In breiten Kreisen von Öffentlichkeit und Politik ist die Empörung groß. Dies ist nachvollziehbar, denn Steuerhinterziehung ist – auch wenn Viele dies immer noch zu glauben scheinen – kein Kavaliersdelikt, sondern eine Straftat. Auch auf Länderebene – das Abkommen ist im Bundesrat zustimmungspflichtig – regt sich Widerstand, obwohl die Mehreinnahmen überproportional an die Länder fließen würden. Der wiederholte Ankauf von Steuer-CDs durch einzelne Länder stellt zudem die Unterzeichnung des Abkommens von Schweizer Seite infrage. Solche Daten ermöglichen nicht nur eine Strafverfolgung. Vor allem wird eine Entdeckung wahrscheinlicher, und die Zahl der Selbstanzeigen nimmt zu. Bei einer Selbstanzeige werden die Kapitalerträge nachversteuert. Hinzu kommen Hinterziehungszinsen und Kosten für Anwalt oder Steuerberater. Finanziell dürfte dies regelmäßig günstiger ausfallen, als es das Abkommen für die anonymisierten Kapitalanlagen vorsieht. Außerdem sind strafrechtliche Konsequenzen in der Regel nicht zu erwarten, es sei denn, mit der Kapitalanlage hängen weitere Straftatbestände zusammen. Allenfalls müssen mit dem Ermittlungsverfahren verbundene Unannehmlichkeiten und auch das potentielle Risiko eines Ansehensverlustes in Kauf genommen werden. Dies zeigt: Auch der Kauf von Steuer-CDs beseitigt die Ungerechtigkeit nicht.

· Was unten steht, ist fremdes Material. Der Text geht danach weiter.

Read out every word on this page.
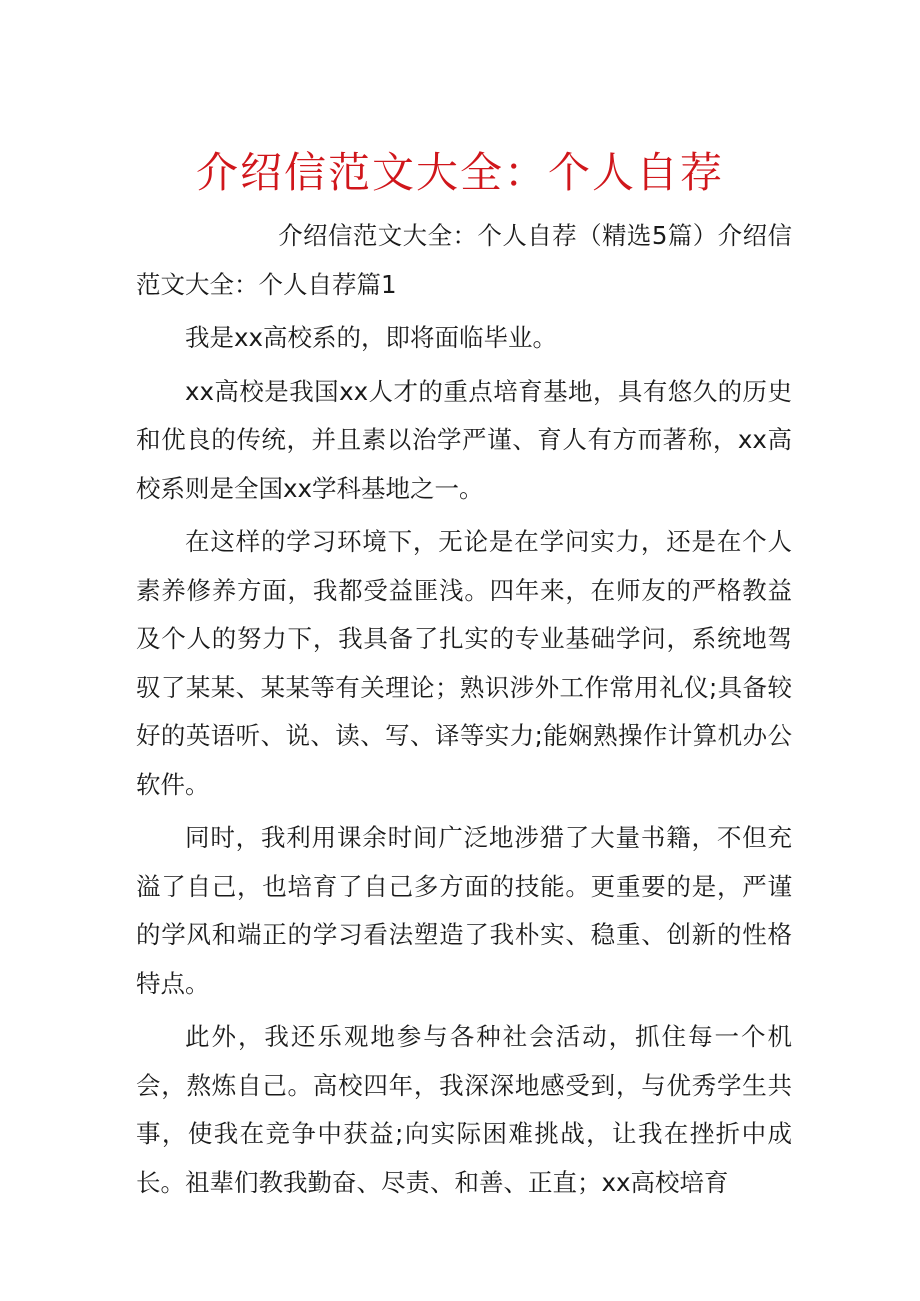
介绍信范文大全：个人自荐

介绍信范文大全：个人自荐（精选5篇）介绍信范文大全：个人自荐篇1

我是xx高校系的，即将面临毕业。

xx高校是我国xx人才的重点培育基地，具有悠久的历史和优良的传统，并且素以治学严谨、育人有方而著称，xx高校系则是全国xx学科基地之一。

在这样的学习环境下，无论是在学问实力，还是在个人素养修养方面，我都受益匪浅。四年来，在师友的严格教益及个人的努力下，我具备了扎实的专业基础学问，系统地驾驭了某某、某某等有关理论；熟识涉外工作常用礼仪;具备较好的英语听、说、读、写、译等实力;能娴熟操作计算机办公软件。

同时，我利用课余时间广泛地涉猎了大量书籍，不但充溢了自己，也培育了自己多方面的技能。更重要的是，严谨的学风和端正的学习看法塑造了我朴实、稳重、创新的性格特点。

此外，我还乐观地参与各种社会活动，抓住每一个机会，熬炼自己。高校四年，我深深地感受到，与优秀学生共事，使我在竞争中获益;向实际困难挑战，让我在挫折中成长。祖辈们教我勤奋、尽责、和善、正直；xx高校培育
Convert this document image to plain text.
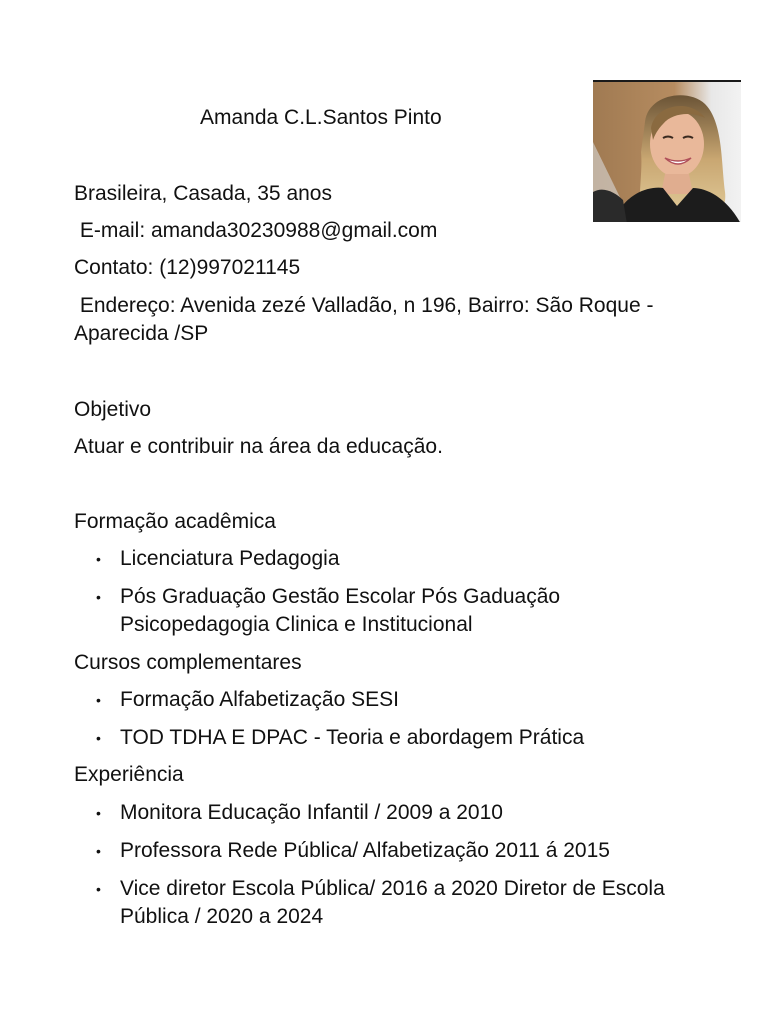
Amanda C.L.Santos Pinto
Brasileira, Casada, 35 anos
E-mail: amanda30230988@gmail.com
Contato: (12)997021145
Endereço: Avenida zezé Valladão, n 196, Bairro: São Roque - Aparecida /SP
Objetivo
Atuar e contribuir na área da educação.
Formação acadêmica
• Licenciatura Pedagogia
• Pós Graduação Gestão Escolar Pós Gaduação Psicopedagogia Clinica e Institucional
Cursos complementares
• Formação Alfabetização SESI
• TOD TDHA E DPAC - Teoria e abordagem Prática
Experiência
• Monitora Educação Infantil / 2009 a 2010
• Professora Rede Pública/ Alfabetização 2011 á 2015
• Vice diretor Escola Pública/ 2016 a 2020 Diretor de Escola Pública / 2020 a 2024
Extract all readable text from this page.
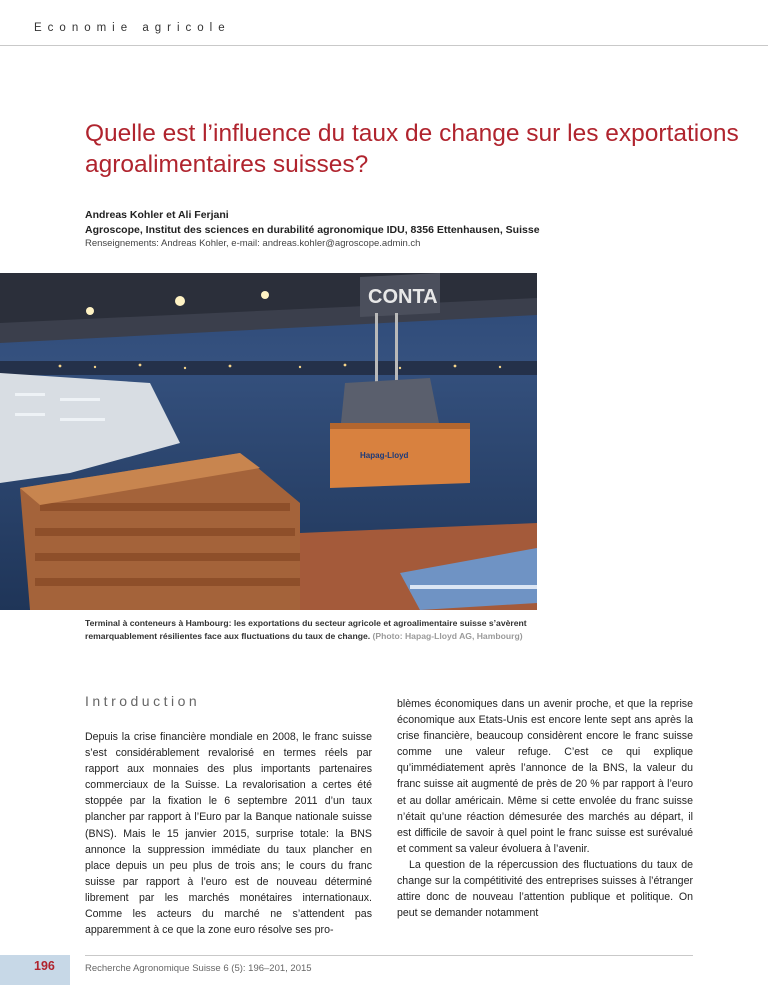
Economie agricole
Quelle est l’influence du taux de change sur les exportations agroalimentaires suisses?
Andreas Kohler et Ali Ferjani
Agroscope, Institut des sciences en durabilité agronomique IDU, 8356 Ettenhausen, Suisse
Renseignements: Andreas Kohler, e-mail: andreas.kohler@agroscope.admin.ch
CONTA
Hapag-Lloyd
Terminal à conteneurs à Hambourg: les exportations du secteur agricole et agroalimentaire suisse s’avèrent remarquablement résilientes face aux fluctuations du taux de change. (Photo: Hapag-Lloyd AG, Hambourg)
Introduction

Depuis la crise financière mondiale en 2008, le franc suisse s’est considérablement revalorisé en termes réels par rapport aux monnaies des plus importants partenaires commerciaux de la Suisse. La revalorisation a certes été stoppée par la fixation le 6 septembre 2011 d’un taux plancher par rapport à l’Euro par la Banque nationale suisse (BNS). Mais le 15 janvier 2015, surprise totale: la BNS annonce la suppression immédiate du taux plancher en place depuis un peu plus de trois ans; le cours du franc suisse par rapport à l’euro est de nouveau déterminé librement par les marchés monétaires internationaux. Comme les acteurs du marché ne s’attendent pas apparemment à ce que la zone euro résolve ses pro-

blèmes économiques dans un avenir proche, et que la reprise économique aux Etats-Unis est encore lente sept ans après la crise financière, beaucoup considèrent encore le franc suisse comme une valeur refuge. C’est ce qui explique qu’immédiatement après l’annonce de la BNS, la valeur du franc suisse ait augmenté de près de 20 % par rapport à l’euro et au dollar américain. Même si cette envolée du franc suisse n’était qu’une réaction démesurée des marchés au départ, il est difficile de savoir à quel point le franc suisse est surévalué et comment sa valeur évoluera à l’avenir.

La question de la répercussion des fluctuations du taux de change sur la compétitivité des entreprises suisses à l’étranger attire donc de nouveau l’attention publique et politique. On peut se demander notamment

196	Recherche Agronomique Suisse 6 (5): 196–201, 2015
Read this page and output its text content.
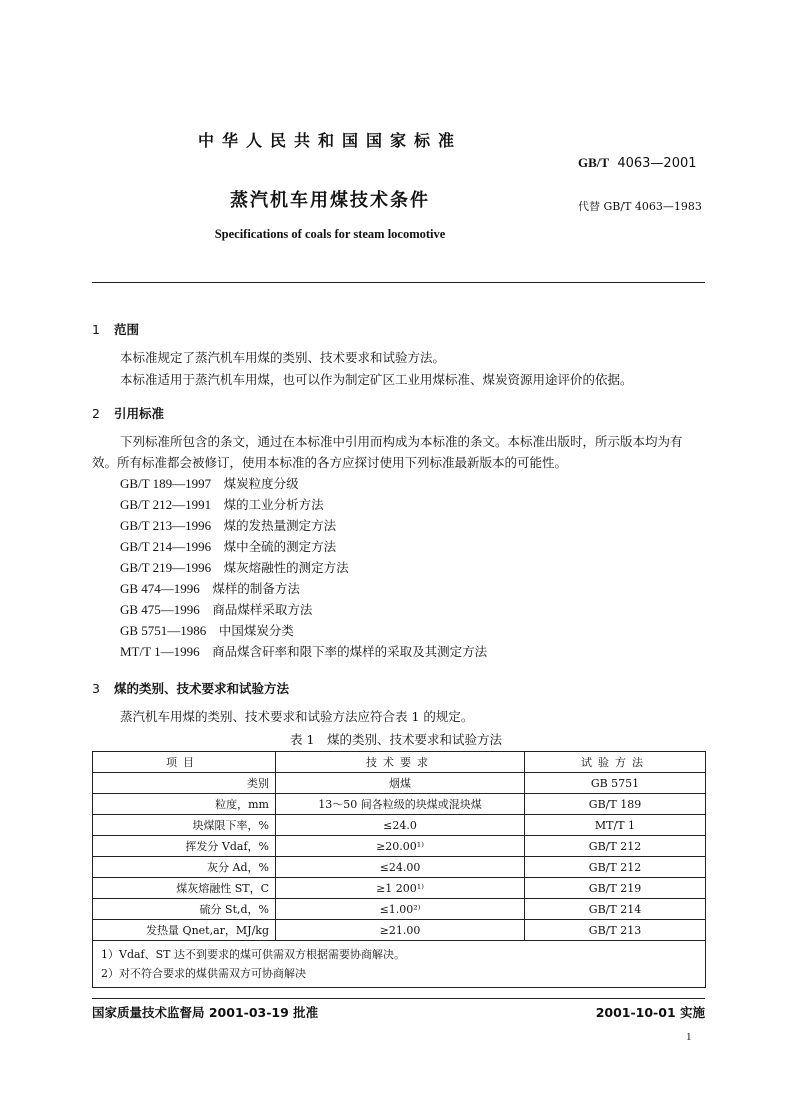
中华人民共和国国家标准
GB/T 4063—2001
蒸汽机车用煤技术条件	代替 GB/T 4063—1983
Specifications of coals for steam locomotive
1 范围
本标准规定了蒸汽机车用煤的类别、技术要求和试验方法。
本标准适用于蒸汽机车用煤，也可以作为制定矿区工业用煤标准、煤炭资源用途评价的依据。
2 引用标准
下列标准所包含的条文，通过在本标准中引用而构成为本标准的条文。本标准出版时，所示版本均为有效。所有标准都会被修订，使用本标准的各方应探讨使用下列标准最新版本的可能性。
GB/T 189—1997　 煤炭粒度分级
GB/T 212—1991　 煤的工业分析方法
GB/T 213—1996　 煤的发热量测定方法
GB/T 214—1996　 煤中全硫的测定方法
GB/T 219—1996　 煤灰熔融性的测定方法
GB 474—1996　 煤样的制备方法
GB 475—1996　 商品煤样采取方法
GB 5751—1986　 中国煤炭分类
MT/T 1—1996　 商品煤含矸率和限下率的煤样的采取及其测定方法
3 煤的类别、技术要求和试验方法
蒸汽机车用煤的类别、技术要求和试验方法应符合表 1 的规定。
表 1　煤的类别、技术要求和试验方法
项目	技术要求	试验方法
类别	烟煤	GB 5751
粒度，mm	13～50 间各粒级的块煤或混块煤	GB/T 189
块煤限下率，%	≤24.0	MT/T 1
挥发分 Vdaf，%	≥20.00¹⁾	GB/T 212
灰分 Ad，%	≤24.00	GB/T 212
煤灰熔融性 ST，C	≥1 200¹⁾	GB/T 219
硫分 St,d，%	≤1.00²⁾	GB/T 214
发热量 Qnet,ar，MJ/kg	≥21.00	GB/T 213

1）Vdaf、ST 达不到要求的煤可供需双方根据需要协商解决。
2）对不符合要求的煤供需双方可协商解决		
国家质量技术监督局 2001-03-19 批准	2001-10-01 实施
1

Das Abkommen bietet zumindest die Möglichkeit, in der Schweiz erzielte Zinserträge deutscher Steuerzahler systematisch zu erfassen und Steuerhinterziehung als Motiv für eine neuerliche Kapitalflucht zu beseitigen. Allerdings besteht die Gefahr, dass das Kapital – auch das bisher auf Schweizer Konten liegende – in andere Steuerparadiese fließt. Diese ist umso größer, als das Abkommen bereits eineinhalb Jahre vor seinem Inkrafttreten paraphiert wurde und somit genug Zeit für Ausweichreaktionen lässt. Zudem wird deutschen Steuerfahndern ein nur geringes Recht auf Informationen eingeräumt. Lediglich stichprobenartige Anfragen können gestellt werden. Hier sollte dringend nachgebessert werden, zumal es den USA gelungen ist, weitergehende Zugeständnisse zu erreichen. Sonst aber gilt: Eine rechtlich saubere Lösung ist allemal besser als der sporadische Ankauf von Steuer-CDs, der letztlich nur begrenzt die Steuerflucht unterbinden kann und die politischen Beziehungen zur Schweiz belastet.